Hi Hyak, yes this is the fortran compiler:

ftn --version ifort (IFORT) 2021.3.0 20210609 Copyright (C) 1985-2021 Intel Corporation. All rights reserved.


Also, I wanted to comment that before, that is without using your flags -debug and -amd above, but the ones given on the tristan wiki page. The code would run for a few time steps and then I would get this following error:

forrtl: severe (174): SIGSEGV, segmentation fault occurred Image PC Routine Line Source tristan-mp2d 00000000004AF0AA for__signal_handl Unknown Unknown libpthread-2.26.s 00001534C199F310 Unknown Unknown Unknown libc-2.26.so 00001534C1659311 cfree Unknown Unknown

I tried different Fflags and the error does not go away. Finally, I’ve found this webpage:

https://community.intel.com/t5/Intel-Fortran-Compiler/forrtl-severe-174-SIGSEGV-segmentation-fault-occurred/td-p/746775

There, some people propose to add the flag: -heap-arrays because it could be a stack size (stack overflow) in the code. I did that and the code ran a bit longer but still the gives the same error severe (174) (above) after some time running.

I don't know if the errors are related. But, what caught my attention is that people talk about overflows when addressing the other error (severe (174)), as well. I'm not an expert so I wouldn't know.

-Thanks.

haykh commented 2 years ago

looks like that's indeed the bound violation because of 1d indexing. the problem is I am unable to reproduce it on our amd machines with local intel compilers. i'll try to fix so the code runs on gcc too, that'll hopefully cover the intel compilers you are using.

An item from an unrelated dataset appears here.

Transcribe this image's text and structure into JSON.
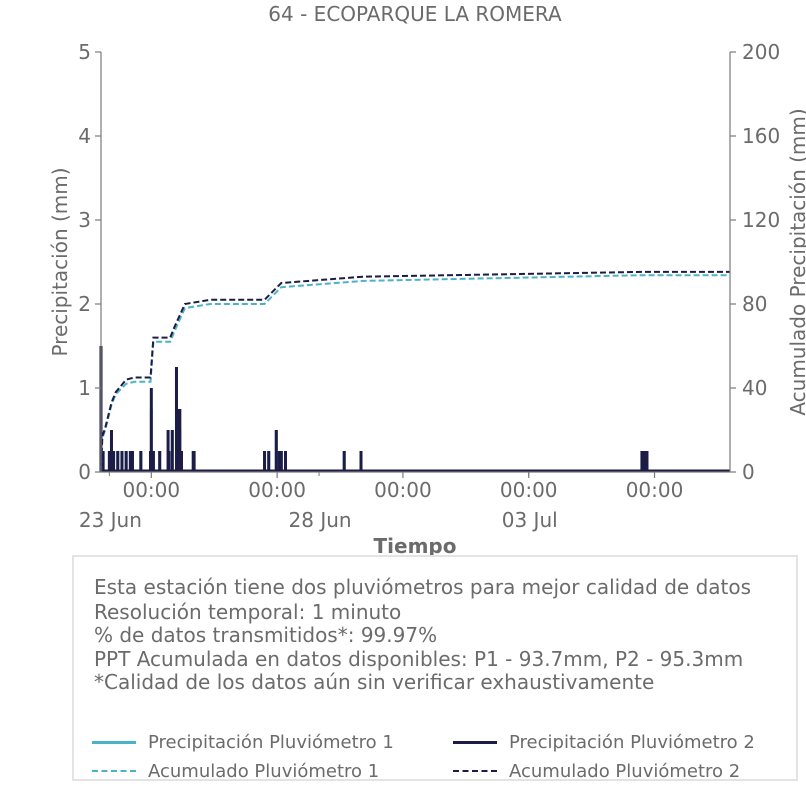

haykh commented 2 years ago

hi @RSoto28. i have updated the code to v2.5 and also tested it on gcc compilers (there's a docker image available for testing). this in theory should now work on anything. could you please test? it's pretty hard to debug things without having first hand access.

ps. as a bonus, there's a bunch of new physics included in the new version. so feel free to pull and play around.